To determine whether miR-550a-5p can be encapsulated in endothelial exosomes and transferred into cardiomyocytes, we first performed a comprehensive characterization of HCMEC-derived exosomes. Transmission electron microscopy (TEM) revealed round or cup-shaped vesicles with a lipid bilayer membrane in all groups (N-Exo, H-Exo, H-NC-Exo, H-in-miR-Exo), consistent with the typical morphology of exosomes (Supplementary Figure S2A). Nanoparticle tracking analysis (NTA) showed that vesicle sizes ranged between 55 and 175 nm, with peak diameters around 100 nm, further confirming their exosomal nature (Supplementary Figure S2B). In addition, Western blotting confirmed the enrichment of exosomal markers TSG101, CD63, and HSP70 across all groups (Supplementary Figure S2C). These results validated the successful isolation of high-purity exosomes from HCMECs.

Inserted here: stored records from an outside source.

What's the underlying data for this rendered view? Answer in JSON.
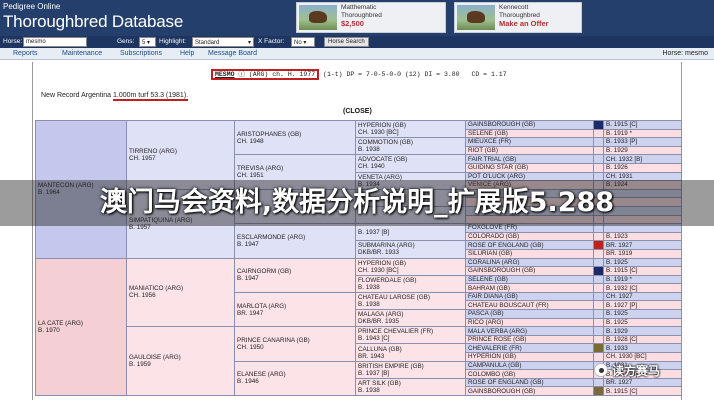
{
  "header": {
    "logo_small": "Pedigree Online",
    "logo_big": "Thoroughbred Database",
    "ads": [
      {
        "name": "Matthematic",
        "type": "Thoroughbred",
        "price": "$2,500"
      },
      {
        "name": "Kennecott",
        "type": "Thoroughbred",
        "price": "Make an Offer"
      }
    ]
  },
  "search": {
    "horse_label": "Horse:",
    "horse_value": "mesmo",
    "gens_label": "Gens:",
    "gens_value": "5",
    "highlight_label": "Highlight:",
    "highlight_value": "Standard",
    "xfactor_label": "X Factor:",
    "xfactor_value": "No",
    "search_button": "Horse Search"
  },
  "nav": {
    "items": [
      "Reports",
      "Maintenance",
      "Subscriptions",
      "Help",
      "Message Board"
    ],
    "user": "Horse: mesmo"
  },
  "summary": {
    "name": "MESMO",
    "circle": "ⓘ",
    "rest": "(ARG) ch. H. 1977",
    "stats": "(1-t) DP = 7-0-5-0-0 (12) DI = 3.80",
    "cd": "CD = 1.17"
  },
  "record": {
    "prefix": "New Record Argentina",
    "highlight": "1.000m turf 53.3 (1981)."
  },
  "close_label": "(CLOSE)",
  "pedigree": {
    "sire": {
      "name": "MANTECON (ARG)",
      "info": "b. 1964"
    },
    "dam": {
      "name": "LA CATE (ARG)",
      "info": "b. 1970"
    },
    "g2": [
      {
        "name": "TIRRENO (ARG)",
        "info": "ch. 1957"
      },
      {
        "name": "SIMPATIQUINA (ARG)",
        "info": "b. 1957"
      },
      {
        "name": "MANIATICO (ARG)",
        "info": "ch. 1956"
      },
      {
        "name": "GAULOISE (ARG)",
        "info": "b. 1959"
      }
    ],
    "g3": [
      {
        "name": "ARISTOPHANES (GB)",
        "info": "ch. 1948"
      },
      {
        "name": "TREVISA (ARG)",
        "info": "ch. 1951"
      },
      {
        "name": "",
        "info": ""
      },
      {
        "name": "ESCLARMONDE (ARG)",
        "info": "b. 1947"
      },
      {
        "name": "CAIRNGORM (GB)",
        "info": "b. 1947"
      },
      {
        "name": "MARLOTA (ARG)",
        "info": "br. 1947"
      },
      {
        "name": "PRINCE CANARINA (GB)",
        "info": "ch. 1950"
      },
      {
        "name": "ELANESE (ARG)",
        "info": "b. 1946"
      }
    ],
    "g4": [
      {
        "name": "HYPERION (GB)",
        "info": "ch. 1930 [BC]"
      },
      {
        "name": "COMMOTION (GB)",
        "info": "b. 1938"
      },
      {
        "name": "ADVOCATE (GB)",
        "info": "ch. 1940"
      },
      {
        "name": "VENETA (ARG)",
        "info": "b. 1934"
      },
      {
        "name": "",
        "info": ""
      },
      {
        "name": "",
        "info": ""
      },
      {
        "name": "",
        "info": "b. 1937 [B]"
      },
      {
        "name": "SUBMARINA (ARG)",
        "info": "dkb/br. 1933"
      },
      {
        "name": "HYPERION (GB)",
        "info": "ch. 1930 [BC]"
      },
      {
        "name": "FLOWERDALE (GB)",
        "info": "b. 1938"
      },
      {
        "name": "CHATEAU LAROSE (GB)",
        "info": "b. 1938"
      },
      {
        "name": "MALAGA (ARG)",
        "info": "dkb/br. 1935"
      },
      {
        "name": "PRINCE CHEVALIER (FR)",
        "info": "b. 1943 [C]"
      },
      {
        "name": "CALLUNA (GB)",
        "info": "br. 1943"
      },
      {
        "name": "BRITISH EMPIRE (GB)",
        "info": "b. 1937 [B]"
      },
      {
        "name": "ART SILK (GB)",
        "info": "b. 1938"
      }
    ],
    "g5": [
      {
        "name": "GAINSBOROUGH (GB)",
        "info": "b. 1915 [C]"
      },
      {
        "name": "SELENE (GB)",
        "info": "b. 1919 *"
      },
      {
        "name": "MIEUXCE (FR)",
        "info": "b. 1933 [P]"
      },
      {
        "name": "RIOT (GB)",
        "info": "b. 1929"
      },
      {
        "name": "FAIR TRIAL (GB)",
        "info": "ch. 1932 [B]"
      },
      {
        "name": "GUIDING STAR (GB)",
        "info": "b. 1926"
      },
      {
        "name": "POT O'LUCK (ARG)",
        "info": "ch. 1931"
      },
      {
        "name": "VENICE (ARG)",
        "info": "b. 1924"
      },
      {
        "name": "",
        "info": ""
      },
      {
        "name": "",
        "info": ""
      },
      {
        "name": "",
        "info": ""
      },
      {
        "name": "",
        "info": ""
      },
      {
        "name": "FOXGLOVE (FR)",
        "info": ""
      },
      {
        "name": "COLORADO (GB)",
        "info": "b. 1923"
      },
      {
        "name": "ROSE OF ENGLAND (GB)",
        "info": "br. 1927"
      },
      {
        "name": "SILURIAN (GB)",
        "info": "br. 1919"
      },
      {
        "name": "CORALINA (ARG)",
        "info": "b. 1925"
      },
      {
        "name": "GAINSBOROUGH (GB)",
        "info": "b. 1915 [C]"
      },
      {
        "name": "SELENE (GB)",
        "info": "b. 1919 *"
      },
      {
        "name": "BAHRAM (GB)",
        "info": "b. 1932 [C]"
      },
      {
        "name": "FAIR DIANA (GB)",
        "info": "ch. 1927"
      },
      {
        "name": "CHATEAU BOUSCAUT (FR)",
        "info": "b. 1927 [P]"
      },
      {
        "name": "PASCA (GB)",
        "info": "b. 1925"
      },
      {
        "name": "RICO (ARG)",
        "info": "b. 1925"
      },
      {
        "name": "MALA VERBA (ARG)",
        "info": "b. 1929"
      },
      {
        "name": "PRINCE ROSE (GB)",
        "info": "b. 1928 [C]"
      },
      {
        "name": "CHEVALERIE (FR)",
        "info": "b. 1933"
      },
      {
        "name": "HYPERION (GB)",
        "info": "ch. 1930 [BC]"
      },
      {
        "name": "CAMPANULA (GB)",
        "info": "b. 1931"
      },
      {
        "name": "COLOMBO (GB)",
        "info": "b. 1931 [B]"
      },
      {
        "name": "ROSE OF ENGLAND (GB)",
        "info": "br. 1927"
      },
      {
        "name": "GAINSBOROUGH (GB)",
        "info": "b. 1915 [C]"
      }
    ]
  },
  "overlay": {
    "banner_text": "澳门马会资料,数据分析说明_扩展版5.288",
    "watermark": "读方赛马"
  },
  "colors": {
    "header_bg": "#243f6b",
    "sire_bg": "#c5c8ec",
    "dam_bg": "#f4cfd5",
    "highlight_red": "#c02020"
  }
}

We next evaluated the levels of miR-550a-5p in exosomes derived from different conditions. qRT-PCR analysis revealed that H-Exo and H-NC-Exo contained significantly higher levels of miR-550a-5p compared with N-Exo, whereas H-in-miR-Exo (derived from HG-treated HCMECs transfected with miR-550a-5p inhibitor) showed markedly reduced miR-550a-5p expression (Figure 8A). To assess exosome uptake, Dil-labeled exosomes were co-cultured with AC16 cardiomyocytes. Red fluorescence signals were readily detected in AC16 cells treated with N-Exo, H-Exo, or H-NC-Exo, whereas the NG control showed minimal signal, confirming efficient internalization of exosomes by recipient cardiomyocytes (Figure 8B). Concordantly, qRT-PCR demonstrated that intracellular levels of miR-550a-5p were significantly elevated in AC16 cells after incubation with H-Exo and H-NC-Exo, but only slightly increased with N-Exo, while H-in-miR-Exo failed to induce miR-550a-5p upregulation (Figure 8C). Together, these findings indicate that HCMEC-derived exosomes act as carriers, transferring miR-550a-5p into cardiomyocytes.

Figure 8
Chart A shows a bar graph comparing the relative expression of hsa-miR-550a-5p across N-Exo, H-Exo, H+NC-Exo, and H+h-in-miR-Exo groups. Chart C depicts a bar graph comparing expression across NG, HG, H+N-Exo, H+H-Exo, H+H-NC-Exo, and H+H-in-miR-Exo groups. Chart B displays fluorescence microscopy images in different conditions (NG, HG, H+N-Exo, H+H-Exo, H+H-NC-Exo, H+H-in-miR-Exo) showing Dii stains in red and DAPI stains in blue, with merged images below each condition. Scale bars indicate 50 micrometers.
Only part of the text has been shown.